Circus PoliticusJ'en parlais quelques posts ci-dessus, "Circus Politicus" dresse l'état des lieux - largement délabré - d'une démocratie qui ne mérite (évidemment) plus d'être qualifiée comme telle. La plupart des gens estime pourtant qu'à partir du moment où nous ne sommes pas sous le joug d'un Hitler-like, et qu'il nous est possible d'acheter un Iphone tous les 2 ans, nous vivons tant bien que mal en démocratie. En plus, l'UE a reçu le prix Nobel de la paix, alors tu penses bien... Non, le problème, ça doit être nos avatars politiques, beaucoup de citoyens se contentant finalement de rejouer avec docilité la sempiternelle partition médiatique, basée sur l'idée simple (mais fausse) qu'il existe autant de façon de gouverner qu'il y a de partis dotés pour ce faire d'un "programme". Il faut croire que c'est un rapport de forces, aussi factice soit-il, qui arrange un paquet de monde. Et qui occupe les électeurs, pendant qu'on les prend tous plus ou moins pour des cons (d'où mon aversion de plus en plus marquée pour le militantisme encarté. Mais je m'égards).
Or, la vérité que cherche à révéler et développer ce bouquin, se résumerait à dire qu'il y a, bien au-dessus des querelles de partis mises en scène dans les journaux, de grands axes déjà tout tracés. A Bruxelles pour nombre d'entre eux, là où se trouvent les vrais lobbyistes, mais rarement les journalistes.

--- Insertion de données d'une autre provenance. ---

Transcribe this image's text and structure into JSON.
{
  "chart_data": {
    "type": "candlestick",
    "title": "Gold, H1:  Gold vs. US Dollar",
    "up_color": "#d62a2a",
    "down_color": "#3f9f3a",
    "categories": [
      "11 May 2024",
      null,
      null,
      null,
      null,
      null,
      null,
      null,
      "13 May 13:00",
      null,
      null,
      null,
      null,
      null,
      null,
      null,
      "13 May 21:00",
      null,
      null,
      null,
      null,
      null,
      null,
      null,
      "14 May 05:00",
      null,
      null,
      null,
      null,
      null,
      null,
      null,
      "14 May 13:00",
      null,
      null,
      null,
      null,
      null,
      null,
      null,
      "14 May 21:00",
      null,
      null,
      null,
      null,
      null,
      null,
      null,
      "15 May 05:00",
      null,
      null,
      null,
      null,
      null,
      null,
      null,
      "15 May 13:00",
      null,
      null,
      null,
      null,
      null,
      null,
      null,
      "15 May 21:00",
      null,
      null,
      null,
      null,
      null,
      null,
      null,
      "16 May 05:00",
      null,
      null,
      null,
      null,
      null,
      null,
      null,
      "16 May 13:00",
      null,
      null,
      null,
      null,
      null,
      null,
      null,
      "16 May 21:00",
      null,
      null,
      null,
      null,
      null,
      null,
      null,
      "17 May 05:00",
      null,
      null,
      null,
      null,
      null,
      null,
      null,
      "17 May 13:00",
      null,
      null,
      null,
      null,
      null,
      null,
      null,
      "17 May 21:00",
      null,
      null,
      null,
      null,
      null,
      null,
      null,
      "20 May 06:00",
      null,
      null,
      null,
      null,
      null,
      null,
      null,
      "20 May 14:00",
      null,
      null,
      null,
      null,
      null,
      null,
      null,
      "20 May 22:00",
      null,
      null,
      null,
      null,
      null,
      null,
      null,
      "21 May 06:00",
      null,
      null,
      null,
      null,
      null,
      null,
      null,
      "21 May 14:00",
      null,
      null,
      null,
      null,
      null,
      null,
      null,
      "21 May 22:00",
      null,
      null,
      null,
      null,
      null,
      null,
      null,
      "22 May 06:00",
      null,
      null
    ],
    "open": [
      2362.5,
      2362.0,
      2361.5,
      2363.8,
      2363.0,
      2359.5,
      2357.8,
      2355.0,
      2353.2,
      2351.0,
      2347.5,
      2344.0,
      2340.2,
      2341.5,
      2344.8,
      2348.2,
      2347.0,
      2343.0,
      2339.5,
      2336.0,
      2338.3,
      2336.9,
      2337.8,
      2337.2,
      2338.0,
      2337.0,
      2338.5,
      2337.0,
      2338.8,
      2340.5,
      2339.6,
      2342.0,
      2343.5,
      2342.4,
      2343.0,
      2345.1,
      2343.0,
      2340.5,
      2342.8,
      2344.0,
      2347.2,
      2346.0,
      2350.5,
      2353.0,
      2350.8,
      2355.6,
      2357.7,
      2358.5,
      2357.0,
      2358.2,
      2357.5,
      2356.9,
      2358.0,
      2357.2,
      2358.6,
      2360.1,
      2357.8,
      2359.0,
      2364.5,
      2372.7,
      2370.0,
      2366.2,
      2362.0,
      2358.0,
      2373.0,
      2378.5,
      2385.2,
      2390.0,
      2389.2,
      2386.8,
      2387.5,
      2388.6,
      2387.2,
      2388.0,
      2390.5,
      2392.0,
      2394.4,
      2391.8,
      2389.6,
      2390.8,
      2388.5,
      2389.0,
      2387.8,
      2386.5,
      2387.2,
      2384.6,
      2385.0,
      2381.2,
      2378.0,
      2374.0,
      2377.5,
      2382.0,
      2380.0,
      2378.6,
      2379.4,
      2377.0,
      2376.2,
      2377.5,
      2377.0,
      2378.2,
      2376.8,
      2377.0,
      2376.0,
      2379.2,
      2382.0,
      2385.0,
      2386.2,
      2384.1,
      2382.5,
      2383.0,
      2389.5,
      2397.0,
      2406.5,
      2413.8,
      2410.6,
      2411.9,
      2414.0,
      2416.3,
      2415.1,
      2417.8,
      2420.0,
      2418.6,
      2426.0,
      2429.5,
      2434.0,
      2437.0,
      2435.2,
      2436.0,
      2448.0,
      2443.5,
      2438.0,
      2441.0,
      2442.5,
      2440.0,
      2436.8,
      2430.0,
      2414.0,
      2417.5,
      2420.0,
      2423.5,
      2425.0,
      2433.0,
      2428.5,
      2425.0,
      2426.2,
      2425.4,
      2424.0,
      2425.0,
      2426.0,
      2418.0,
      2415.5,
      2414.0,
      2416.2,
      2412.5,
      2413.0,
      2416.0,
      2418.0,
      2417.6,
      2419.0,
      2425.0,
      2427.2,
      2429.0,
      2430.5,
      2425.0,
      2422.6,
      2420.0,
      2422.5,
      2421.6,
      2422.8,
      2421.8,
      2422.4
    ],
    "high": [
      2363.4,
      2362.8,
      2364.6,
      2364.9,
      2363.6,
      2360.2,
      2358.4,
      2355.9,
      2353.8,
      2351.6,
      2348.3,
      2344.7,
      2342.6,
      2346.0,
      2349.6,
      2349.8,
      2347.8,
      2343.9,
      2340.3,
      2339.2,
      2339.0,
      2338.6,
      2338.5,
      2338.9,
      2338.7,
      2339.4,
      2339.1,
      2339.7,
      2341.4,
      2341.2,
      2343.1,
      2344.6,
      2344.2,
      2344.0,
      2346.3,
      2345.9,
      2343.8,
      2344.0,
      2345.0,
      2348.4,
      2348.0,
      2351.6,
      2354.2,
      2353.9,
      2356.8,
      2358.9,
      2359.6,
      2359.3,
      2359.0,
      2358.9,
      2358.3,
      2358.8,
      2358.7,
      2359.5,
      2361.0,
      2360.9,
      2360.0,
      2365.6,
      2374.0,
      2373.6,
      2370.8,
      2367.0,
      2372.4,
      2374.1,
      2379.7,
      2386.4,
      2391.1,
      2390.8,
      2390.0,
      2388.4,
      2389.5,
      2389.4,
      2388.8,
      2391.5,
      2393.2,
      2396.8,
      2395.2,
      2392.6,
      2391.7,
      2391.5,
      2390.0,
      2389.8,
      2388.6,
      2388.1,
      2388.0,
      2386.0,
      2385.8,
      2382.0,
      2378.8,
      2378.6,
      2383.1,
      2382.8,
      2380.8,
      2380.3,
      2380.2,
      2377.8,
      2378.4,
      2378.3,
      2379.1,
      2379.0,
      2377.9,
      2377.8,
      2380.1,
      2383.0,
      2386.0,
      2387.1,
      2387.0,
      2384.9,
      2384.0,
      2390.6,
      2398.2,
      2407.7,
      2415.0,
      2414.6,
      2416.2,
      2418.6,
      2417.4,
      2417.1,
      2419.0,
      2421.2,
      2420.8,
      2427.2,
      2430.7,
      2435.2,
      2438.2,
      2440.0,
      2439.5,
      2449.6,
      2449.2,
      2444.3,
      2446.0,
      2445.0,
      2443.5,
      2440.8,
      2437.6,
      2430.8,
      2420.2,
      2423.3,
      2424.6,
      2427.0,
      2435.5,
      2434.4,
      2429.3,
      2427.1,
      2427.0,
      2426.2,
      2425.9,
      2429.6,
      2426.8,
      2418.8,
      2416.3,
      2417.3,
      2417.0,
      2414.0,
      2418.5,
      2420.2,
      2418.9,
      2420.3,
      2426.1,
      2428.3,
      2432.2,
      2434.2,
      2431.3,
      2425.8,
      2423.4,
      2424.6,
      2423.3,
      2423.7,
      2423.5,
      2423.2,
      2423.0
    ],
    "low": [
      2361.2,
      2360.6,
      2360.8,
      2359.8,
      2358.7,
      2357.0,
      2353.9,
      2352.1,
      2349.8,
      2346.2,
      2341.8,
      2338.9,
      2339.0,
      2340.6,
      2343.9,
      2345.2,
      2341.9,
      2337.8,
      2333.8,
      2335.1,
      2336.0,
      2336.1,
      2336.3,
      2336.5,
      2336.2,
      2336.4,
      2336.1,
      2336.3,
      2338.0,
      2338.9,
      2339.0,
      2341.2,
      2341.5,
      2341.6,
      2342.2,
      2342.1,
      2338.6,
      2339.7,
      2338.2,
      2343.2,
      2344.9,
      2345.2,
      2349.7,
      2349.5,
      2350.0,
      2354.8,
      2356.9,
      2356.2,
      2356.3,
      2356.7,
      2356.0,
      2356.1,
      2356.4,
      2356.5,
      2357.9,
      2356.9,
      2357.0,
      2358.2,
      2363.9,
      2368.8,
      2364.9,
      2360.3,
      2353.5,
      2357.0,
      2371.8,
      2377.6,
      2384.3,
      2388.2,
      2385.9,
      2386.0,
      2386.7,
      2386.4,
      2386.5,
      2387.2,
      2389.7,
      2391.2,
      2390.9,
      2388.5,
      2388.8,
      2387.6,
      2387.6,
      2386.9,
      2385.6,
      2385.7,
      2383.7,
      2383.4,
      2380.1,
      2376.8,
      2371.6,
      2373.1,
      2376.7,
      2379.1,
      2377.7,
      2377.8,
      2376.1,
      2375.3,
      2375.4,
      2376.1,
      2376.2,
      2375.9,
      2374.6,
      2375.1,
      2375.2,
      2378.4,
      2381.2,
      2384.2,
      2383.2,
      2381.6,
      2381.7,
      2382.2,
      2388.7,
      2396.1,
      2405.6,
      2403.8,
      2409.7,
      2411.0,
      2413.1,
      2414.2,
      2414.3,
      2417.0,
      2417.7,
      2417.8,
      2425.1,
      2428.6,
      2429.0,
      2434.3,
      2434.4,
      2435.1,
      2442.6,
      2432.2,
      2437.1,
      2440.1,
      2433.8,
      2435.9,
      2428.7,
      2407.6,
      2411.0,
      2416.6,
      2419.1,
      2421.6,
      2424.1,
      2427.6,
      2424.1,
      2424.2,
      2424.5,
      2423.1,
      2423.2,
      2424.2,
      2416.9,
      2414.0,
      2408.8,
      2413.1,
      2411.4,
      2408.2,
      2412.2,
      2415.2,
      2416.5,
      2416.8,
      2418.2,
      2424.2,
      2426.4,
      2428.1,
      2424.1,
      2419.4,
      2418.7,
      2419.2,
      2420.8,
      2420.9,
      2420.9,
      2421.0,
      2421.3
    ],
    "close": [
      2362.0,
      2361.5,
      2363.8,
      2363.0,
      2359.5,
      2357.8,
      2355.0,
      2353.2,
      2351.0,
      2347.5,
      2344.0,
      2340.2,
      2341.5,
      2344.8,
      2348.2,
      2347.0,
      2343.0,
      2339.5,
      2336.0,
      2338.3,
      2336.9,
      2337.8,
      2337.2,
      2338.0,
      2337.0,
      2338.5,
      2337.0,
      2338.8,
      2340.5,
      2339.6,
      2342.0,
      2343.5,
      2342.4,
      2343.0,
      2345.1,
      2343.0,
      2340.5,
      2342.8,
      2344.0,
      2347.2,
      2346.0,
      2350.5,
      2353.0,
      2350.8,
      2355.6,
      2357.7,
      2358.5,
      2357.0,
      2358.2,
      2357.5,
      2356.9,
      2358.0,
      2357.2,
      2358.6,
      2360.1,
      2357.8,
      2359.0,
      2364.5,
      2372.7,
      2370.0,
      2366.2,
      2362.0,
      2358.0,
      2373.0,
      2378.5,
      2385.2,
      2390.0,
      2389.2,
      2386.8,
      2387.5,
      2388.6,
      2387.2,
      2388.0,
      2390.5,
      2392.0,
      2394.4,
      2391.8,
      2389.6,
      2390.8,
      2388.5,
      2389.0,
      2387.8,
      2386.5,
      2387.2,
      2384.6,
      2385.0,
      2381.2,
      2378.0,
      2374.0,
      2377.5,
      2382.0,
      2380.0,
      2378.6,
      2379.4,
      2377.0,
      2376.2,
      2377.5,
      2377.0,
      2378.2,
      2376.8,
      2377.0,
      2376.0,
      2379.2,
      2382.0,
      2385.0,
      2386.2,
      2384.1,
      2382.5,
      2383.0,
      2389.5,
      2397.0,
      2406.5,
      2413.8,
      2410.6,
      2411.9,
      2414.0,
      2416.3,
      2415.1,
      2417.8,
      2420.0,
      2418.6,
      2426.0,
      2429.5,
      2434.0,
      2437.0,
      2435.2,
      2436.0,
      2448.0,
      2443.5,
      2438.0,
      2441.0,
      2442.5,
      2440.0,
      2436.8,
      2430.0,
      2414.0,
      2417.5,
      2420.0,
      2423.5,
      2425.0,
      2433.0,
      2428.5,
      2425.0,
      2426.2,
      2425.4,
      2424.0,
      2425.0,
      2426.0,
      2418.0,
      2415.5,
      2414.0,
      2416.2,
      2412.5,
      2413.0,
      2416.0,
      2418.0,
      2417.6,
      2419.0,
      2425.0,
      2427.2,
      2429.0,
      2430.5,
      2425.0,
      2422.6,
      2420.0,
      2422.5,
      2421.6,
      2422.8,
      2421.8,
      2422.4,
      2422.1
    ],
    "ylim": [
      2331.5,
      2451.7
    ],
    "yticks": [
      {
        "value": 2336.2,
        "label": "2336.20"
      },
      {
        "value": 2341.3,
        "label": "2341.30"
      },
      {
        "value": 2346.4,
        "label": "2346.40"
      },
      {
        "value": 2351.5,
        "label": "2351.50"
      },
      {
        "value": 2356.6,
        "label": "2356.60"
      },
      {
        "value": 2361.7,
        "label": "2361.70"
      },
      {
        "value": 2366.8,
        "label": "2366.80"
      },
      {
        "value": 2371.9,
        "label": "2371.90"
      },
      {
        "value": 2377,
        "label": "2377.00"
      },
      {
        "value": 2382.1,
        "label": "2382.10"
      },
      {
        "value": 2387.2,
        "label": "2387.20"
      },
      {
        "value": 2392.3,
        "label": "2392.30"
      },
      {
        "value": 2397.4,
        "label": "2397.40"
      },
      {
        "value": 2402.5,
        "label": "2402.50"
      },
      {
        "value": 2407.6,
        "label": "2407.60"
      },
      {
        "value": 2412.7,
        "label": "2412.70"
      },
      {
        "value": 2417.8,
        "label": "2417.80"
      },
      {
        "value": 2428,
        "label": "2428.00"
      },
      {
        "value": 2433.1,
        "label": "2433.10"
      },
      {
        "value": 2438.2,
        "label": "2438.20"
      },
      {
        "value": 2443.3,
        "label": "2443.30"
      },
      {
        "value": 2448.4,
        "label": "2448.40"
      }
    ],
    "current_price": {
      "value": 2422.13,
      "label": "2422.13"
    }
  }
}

Je suis d'ailleurs toujours étonné de voir à quel point, malgré les alternances sans alternative (le gouvernement Hollande serait donc "de gauche" parce qu'il a fâché tout rouge Monsieur Depardieu
), les gens s'entêtent à considérer qu'il s'agit fondamentalement de pointer une forme d'incompétence du personnel politique en place. Comme s'il n'existait rien de plus fondamental à l'échelle des phénomènes conjoncturels considérés que leurs petites mesures. Alors "Circus Politicus" ne dévoile pas à grands fracas un "plan" ou autres "complots" - termes dégainés avec mépris pour discréditer dans la seconde toute tentative de critique structurelle de la politique institutionnelle - mais démontre, au fil d'une enquête de terrain, qu'il existe une marge gigantesque entre ce qu'on dit être le pouvoir, et la façon dont il s'exerce réellement.
Le livre a plusieurs avantages :
- Il regorge d'exemples passés sous silence. On y apprend ce que sont nombre d'organismes obscurs laissés aux mains de technocrates inconnus, pour des conséquences sur nos vies que nous ne soupçonnons pas toujours.
- Il explique clairement ce que sont le Bilderberg et la Trilatérale, c'est à dire des cercles d'influence confisqués par une élite autoproclamée, sans décrire pour autant un fantasme complotiste du calibre de ce qu'on a pu lire sur certains sites d'illuminés.
- Il redonne enfin du crédit à un discours pointant une dilution du pouvoir, par l'exemplification constante.
- Il cite entre autres les "notes Antici" émanant du Conseil Européen, lesquelles révèlent notamment que le duo Merkel-Sarkozy - consacrés "tauliers" de l'Europe quand la crise Grecque a foutu la panique - s'est fait excessivement discret pendant les débats. Leur pseudo-influence lors du "sauvetage" de l'Europe n'est donc que pure manipulation médiatique, avec un miroir déformant appelé "conférence de presse".
Cependant, le livre a aussi ses défauts. Le plus criant d'entre tous, c'est son manque de "liant" : il donne l'impression d'enchaîner les anecdotes, et c'est au lecteur de faire les liens, voire de tirer ses propres conclusions. Non seulement ce n'est pas toujours limpide, mais, peut-être aussi par souci d'objectivité, ça ne rend que plus difficile de s'attacher à un récit. Ca manque donc d'un fil conducteur thématique plus appuyé et construit, et on a envie de décrocher plusieurs fois devant le côté un peu froid et décousu de l'ensemble.
Mais ça reste un essai d'envergure - le premier - sur un sujet important, qu'on finira bien un jour par prendre au sérieux.